HAL’S objective of partnering with a ‘reliable’ Indian company to manufacture and supply ALH Dhruv civil helicopter through ToT under license, as mentioned in the expression of interest (EOI) document issued on February 16, is to service the potential demand to different customers in civil sector in shorter time spans and continued product support. The selected Indian company will be required to provide support to the customers throughout life — 20 years — of the helicopter. HAL, as a technology provider, will provide ToT through license and transfer of know–how, technical assistance and license rights for production of ALH-Dhruv (civil) for the selected business partner.

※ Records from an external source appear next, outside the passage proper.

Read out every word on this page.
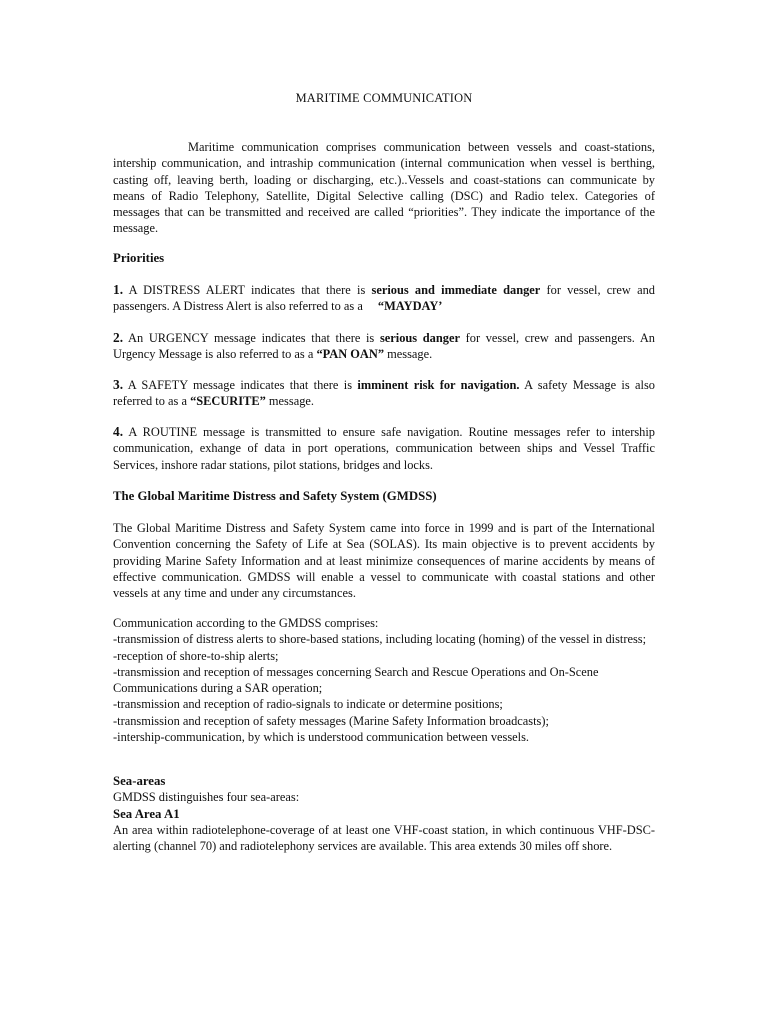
MARITIME COMMUNICATION

Maritime communication comprises communication between vessels and coast-stations, intership communication, and intraship communication (internal communication when vessel is berthing, casting off, leaving berth, loading or discharging, etc.)..Vessels and coast-stations can communicate by means of Radio Telephony, Satellite, Digital Selective calling (DSC) and Radio telex. Categories of messages that can be transmitted and received are called “priorities”. They indicate the importance of the message.

Priorities

1. A DISTRESS ALERT indicates that there is serious and immediate danger for vessel, crew and passengers. A Distress Alert is also referred to as a “MAYDAY’

2. An URGENCY message indicates that there is serious danger for vessel, crew and passengers. An Urgency Message is also referred to as a “PAN OAN” message.

3. A SAFETY message indicates that there is imminent risk for navigation. A safety Message is also referred to as a “SECURITE” message.

4. A ROUTINE message is transmitted to ensure safe navigation. Routine messages refer to intership communication, exhange of data in port operations, communication between ships and Vessel Traffic Services, inshore radar stations, pilot stations, bridges and locks.

The Global Maritime Distress and Safety System (GMDSS)

The Global Maritime Distress and Safety System came into force in 1999 and is part of the International Convention concerning the Safety of Life at Sea (SOLAS). Its main objective is to prevent accidents by providing Marine Safety Information and at least minimize consequences of marine accidents by means of effective communication. GMDSS will enable a vessel to communicate with coastal stations and other vessels at any time and under any circumstances.

Communication according to the GMDSS comprises:
-transmission of distress alerts to shore-based stations, including locating (homing) of the vessel in distress;
-reception of shore-to-ship alerts;
-transmission and reception of messages concerning Search and Rescue Operations and On-Scene Communications during a SAR operation;
-transmission and reception of radio-signals to indicate or determine positions;
-transmission and reception of safety messages (Marine Safety Information broadcasts);
-intership-communication, by which is understood communication between vessels.

Sea-areas

GMDSS distinguishes four sea-areas:

Sea Area A1

An area within radiotelephone-coverage of at least one VHF-coast station, in which continuous VHF-DSC-alerting (channel 70) and radiotelephony services are available. This area extends 30 miles off shore.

“Considering the increasing need of helicopters in civil operations of the country, this will be a mega deal from HAL which is the original equipment manufacturer (OEM) and licensor,” said CMD HAL, T. Suvarna Raju.
The Indian partner, according to HAL, should have five years of experience in engineering/aerospace industry (including manufacturing and assembly), a net worth of Rs 2,000 crores and minimum turnover of Rs 2,500 crores, possess skilled and qualified manpower, is registered in India or has majority holding by Indian stakeholders and is willing to enter a strategic collaboration with HAL. The last date of submission of EOI is 6 April 2018.

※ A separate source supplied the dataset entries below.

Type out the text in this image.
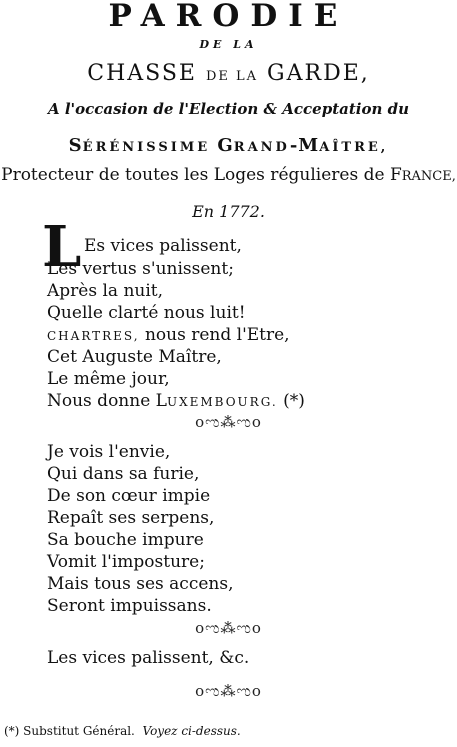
PARODIE
DE LA
CHASSE DE LA GARDE,
A l'occasion de l'Election & Acceptation du
SÉRÉNISSIME GRAND-MAÎTRE,
Protecteur de toutes les Loges régulieres de FRANCE,
En 1772.
L Es vices palissent,
Les vertus s'unissent;
Après la nuit,
Quelle clarté nous luit!
CHARTRES, nous rend l'Etre,
Cet Auguste Maître,
Le même jour,
Nous donne LUXEMBOURG. (*)
oಌ⁂ಌo
Je vois l'envie,
Qui dans sa furie,
De son cœur impie
Repaît ses serpens,
Sa bouche impure
Vomit l'imposture;
Mais tous ses accens,
Seront impuissans.
oಌ⁂ಌo
Les vices palissent, &c.
oಌ⁂ಌo
(*) Substitut Général. Voyez ci-dessus.
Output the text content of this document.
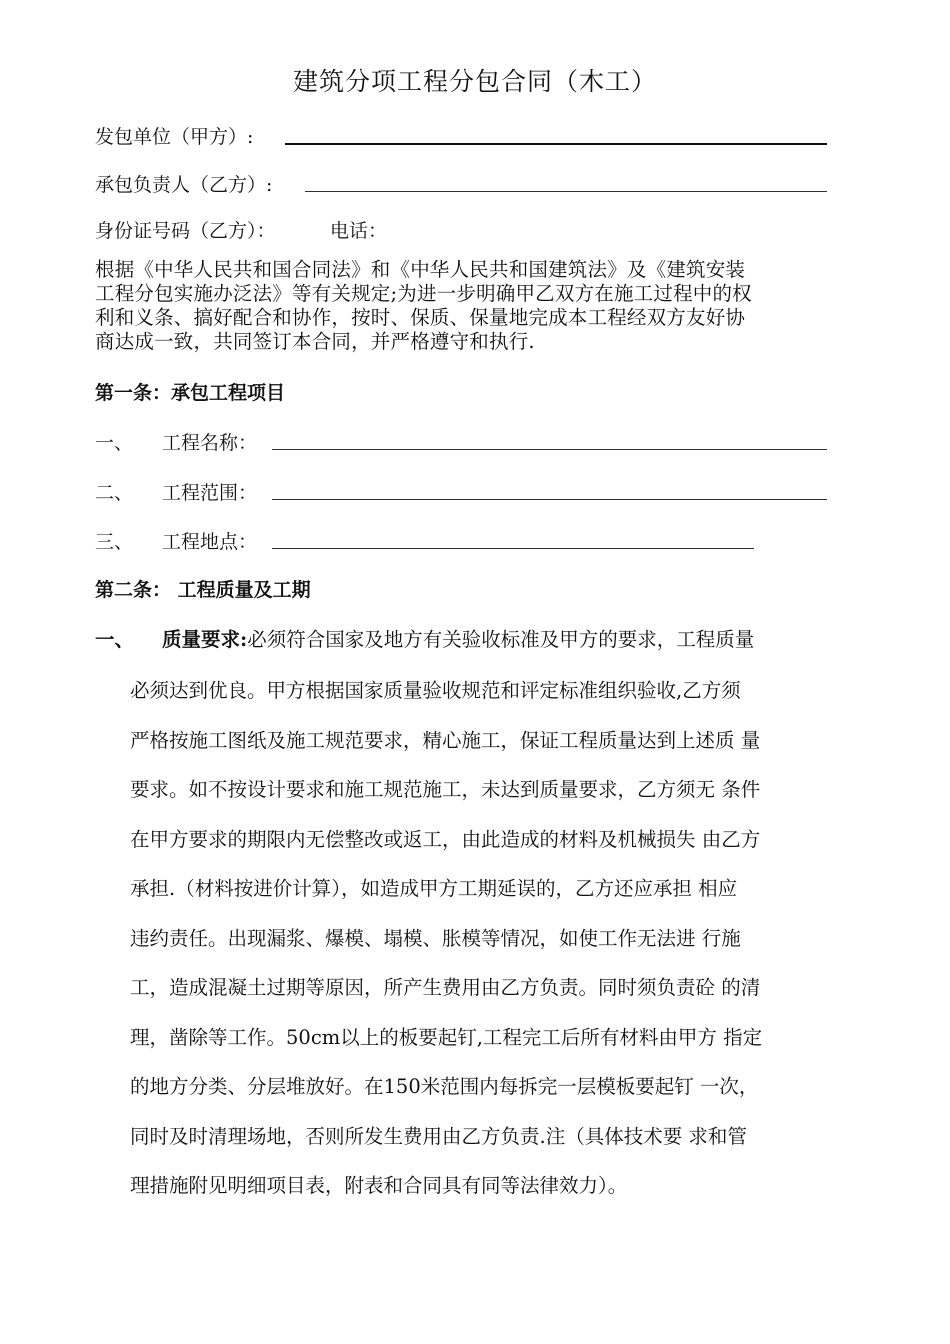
建筑分项工程分包合同（木工）
发包单位（甲方）:
承包负责人（乙方）:
身份证号码（乙方）：	电话：
根据《中华人民共和国合同法》和《中华人民共和国建筑法》及《建筑安装
工程分包实施办泛法》等有关规定;为进一步明确甲乙双方在施工过程中的权
利和义条、搞好配合和协作，按时、保质、保量地完成本工程经双方友好协
商达成一致，共同签订本合同，并严格遵守和执行.
第一条：承包工程项目
一、 工程名称：
二、 工程范围：
三、 工程地点：
第二条： 工程质量及工期
一、 质量要求:必须符合国家及地方有关验收标准及甲方的要求，工程质量
必须达到优良。甲方根据国家质量验收规范和评定标准组织验收,乙方须
严格按施工图纸及施工规范要求，精心施工，保证工程质量达到上述质 量
要求。如不按设计要求和施工规范施工，未达到质量要求，乙方须无 条件
在甲方要求的期限内无偿整改或返工，由此造成的材料及机械损失 由乙方
承担.（材料按进价计算），如造成甲方工期延误的，乙方还应承担 相应
违约责任。出现漏浆、爆模、塌模、胀模等情况，如使工作无法进 行施
工，造成混凝土过期等原因，所产生费用由乙方负责。同时须负责砼 的清
理，凿除等工作。50cm以上的板要起钉,工程完工后所有材料由甲方 指定
的地方分类、分层堆放好。在150米范围内每拆完一层模板要起钉 一次，
同时及时清理场地，否则所发生费用由乙方负责.注（具体技术要 求和管
理措施附见明细项目表，附表和合同具有同等法律效力）。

As learnt by FORCE, HAL may also consider going in for license manufacture of other variants of Dhruv based on the response and success of partnering with Indian companies for the manufacture of the civil variant of the helicopter under ToT.
Advanced Light Helicopter (ALH) Dhruv is presently being used by the Indian Army, Indian Air Force (IAF), Indian Navy (IN) and Indian Coast Guard (ICG). In addition, HAL has also sold ALH Dhruv to other domestic customers such as para-military forces, state governments and public sector undertakings. The company has also exported ALH Dhruv to countries like Nepal, Maldives, Ecuador and Mauritius. However, in a major setback to export plans of Dhruv for which HAL shares an agreement with the Israel Aircraft Industries (IAI), Ecuador terminated the deal with HAL after four of the seven helicopters crashed, following which the remaining three were grounded. In the deal worth USD45.2 million, Ecuador had procured five ALH Dhruv helicopters in 2009 and two in 2011. In October 2015, Ecuador ‘unilaterally’ terminated the contract with HAL.
Since the termination of the deal with Ecuador, HAL has not yet signed any new deal with any country for the export of ALH Dhruv.
Nonetheless, HAL, according to reports, is in talks with select countries of South Asian Association for Regional Cooperation (SAARC), South East Asia and Africa to propel further sales of the Dhruv helicopter. It is also learnt that in future contracts HAL will propose long-term onsite maintenance support for more than three years. Moreover, with the European Aviation Safety Agency (EASA) certification of Dhruv, which HAL is awaiting, the company is expected to have a whole new market for the sale of the helicopter. The company, as part of the process to acquire the EASA certification for ALH Dhruv, has already carried out noise measurement flight trials in compliance with the International Civil Aviation Organisation (ICAO).